When we open up to our brokenness, we begin the path to wholeness.
When I was younger, I used to hope that when I turned 20 and then 30 and now 50, that I would be free from getting so humiliated or feeling fearful or anxious. I thought I just needed to grow up.
I still get humiliated, fearful, and anxious. But what is different now is that while I don’t particular enjoy these strong feelings, I am more okay with them because I see them as passing conditions. They are simply tools to work with. And they don’t define me.
Wholeness is not perfection. Wholeness is acceptance. It is simply a willingness to look at all of it…the good, the bad, and the ugly.
When we give voice to our brokenness, we in turn let light shine on and from these places.
And who knows how this light will change our lives and illuminate the hearts of others.
As Parker Palmer says, the way to God is down.

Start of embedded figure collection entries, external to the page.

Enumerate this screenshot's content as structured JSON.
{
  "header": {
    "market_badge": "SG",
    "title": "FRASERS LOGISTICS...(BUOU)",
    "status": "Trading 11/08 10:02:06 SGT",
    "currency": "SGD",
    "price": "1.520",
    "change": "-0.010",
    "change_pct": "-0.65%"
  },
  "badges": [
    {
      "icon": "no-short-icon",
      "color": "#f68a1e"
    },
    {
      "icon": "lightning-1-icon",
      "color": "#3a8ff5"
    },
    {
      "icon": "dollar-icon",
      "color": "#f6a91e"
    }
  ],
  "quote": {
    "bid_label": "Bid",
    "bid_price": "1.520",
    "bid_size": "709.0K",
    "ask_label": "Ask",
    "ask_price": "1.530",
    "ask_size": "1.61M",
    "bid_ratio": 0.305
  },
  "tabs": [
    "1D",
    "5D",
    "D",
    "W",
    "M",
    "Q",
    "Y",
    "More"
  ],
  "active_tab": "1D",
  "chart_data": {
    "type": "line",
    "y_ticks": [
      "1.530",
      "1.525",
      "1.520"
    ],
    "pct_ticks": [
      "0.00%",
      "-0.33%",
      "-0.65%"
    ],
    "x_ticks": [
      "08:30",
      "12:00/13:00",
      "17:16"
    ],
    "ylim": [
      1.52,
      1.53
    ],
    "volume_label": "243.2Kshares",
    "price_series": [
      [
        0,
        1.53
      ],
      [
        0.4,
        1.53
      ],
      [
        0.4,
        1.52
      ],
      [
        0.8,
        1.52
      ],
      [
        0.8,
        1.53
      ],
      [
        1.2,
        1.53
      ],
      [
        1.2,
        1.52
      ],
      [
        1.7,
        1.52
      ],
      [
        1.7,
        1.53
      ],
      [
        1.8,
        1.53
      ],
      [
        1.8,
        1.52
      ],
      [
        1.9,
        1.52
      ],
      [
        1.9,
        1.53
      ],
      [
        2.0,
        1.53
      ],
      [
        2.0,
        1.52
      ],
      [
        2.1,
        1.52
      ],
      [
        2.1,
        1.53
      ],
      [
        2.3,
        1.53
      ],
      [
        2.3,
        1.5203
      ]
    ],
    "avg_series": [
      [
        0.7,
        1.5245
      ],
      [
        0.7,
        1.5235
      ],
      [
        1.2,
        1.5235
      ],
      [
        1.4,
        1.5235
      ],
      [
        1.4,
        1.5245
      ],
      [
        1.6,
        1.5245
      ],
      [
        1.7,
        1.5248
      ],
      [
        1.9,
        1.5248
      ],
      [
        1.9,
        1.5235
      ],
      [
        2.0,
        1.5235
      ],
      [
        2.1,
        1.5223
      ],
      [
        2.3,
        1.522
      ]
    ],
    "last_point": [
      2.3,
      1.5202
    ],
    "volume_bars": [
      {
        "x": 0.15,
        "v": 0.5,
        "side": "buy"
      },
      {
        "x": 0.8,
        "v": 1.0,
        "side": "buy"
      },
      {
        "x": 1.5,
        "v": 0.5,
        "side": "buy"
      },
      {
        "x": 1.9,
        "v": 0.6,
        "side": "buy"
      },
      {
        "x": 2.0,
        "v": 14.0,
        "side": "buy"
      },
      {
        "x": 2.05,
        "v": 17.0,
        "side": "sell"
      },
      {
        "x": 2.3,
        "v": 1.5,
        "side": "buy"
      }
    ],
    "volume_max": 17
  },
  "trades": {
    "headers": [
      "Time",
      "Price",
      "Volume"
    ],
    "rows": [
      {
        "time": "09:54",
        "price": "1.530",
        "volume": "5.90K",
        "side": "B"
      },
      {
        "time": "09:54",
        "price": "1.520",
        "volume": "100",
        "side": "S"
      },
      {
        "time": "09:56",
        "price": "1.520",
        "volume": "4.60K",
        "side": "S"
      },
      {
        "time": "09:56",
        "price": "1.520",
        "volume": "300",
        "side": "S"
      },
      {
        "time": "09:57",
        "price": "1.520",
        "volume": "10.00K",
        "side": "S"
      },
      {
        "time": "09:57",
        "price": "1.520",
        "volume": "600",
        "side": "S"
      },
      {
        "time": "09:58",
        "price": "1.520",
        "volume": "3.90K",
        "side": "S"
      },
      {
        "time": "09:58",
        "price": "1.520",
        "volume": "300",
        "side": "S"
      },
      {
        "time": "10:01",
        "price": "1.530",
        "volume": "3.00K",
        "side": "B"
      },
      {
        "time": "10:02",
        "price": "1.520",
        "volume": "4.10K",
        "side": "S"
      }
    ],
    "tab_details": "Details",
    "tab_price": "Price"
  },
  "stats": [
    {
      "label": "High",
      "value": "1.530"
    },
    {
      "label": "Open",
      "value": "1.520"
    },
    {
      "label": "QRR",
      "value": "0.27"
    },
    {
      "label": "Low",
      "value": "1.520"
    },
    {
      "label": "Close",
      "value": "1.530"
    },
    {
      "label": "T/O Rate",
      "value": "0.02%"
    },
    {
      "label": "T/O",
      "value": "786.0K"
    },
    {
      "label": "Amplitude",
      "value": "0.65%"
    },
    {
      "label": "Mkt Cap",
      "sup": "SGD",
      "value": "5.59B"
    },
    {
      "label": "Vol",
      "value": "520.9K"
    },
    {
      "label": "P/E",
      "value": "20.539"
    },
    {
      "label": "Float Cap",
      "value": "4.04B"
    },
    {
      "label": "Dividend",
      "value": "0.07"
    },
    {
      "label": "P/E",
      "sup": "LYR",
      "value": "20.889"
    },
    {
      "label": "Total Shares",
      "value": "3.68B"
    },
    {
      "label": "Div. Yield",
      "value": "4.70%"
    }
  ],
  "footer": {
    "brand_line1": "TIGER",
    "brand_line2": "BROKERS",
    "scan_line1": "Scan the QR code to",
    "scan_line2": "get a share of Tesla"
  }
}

And when we are mindful of our pain, when we hear it and can identify it as sadness, anger, jealousy, grief, whatever it may be…we see our brokenness as something to understand and not necessarily fix. We change our relationship to it. It becomes something to work with and grow from.
It becomes a portal to awakening not a pathology to treat.
Barrie Davenport in her book, Peace of Mindfulness, writes, “Don’t add another layer of suffering by fretting over your suffering.”
There is nothing wrong with you. You are not perfect thank goodness! But you are beautiful in your brokenness. Because you are fierce with reality.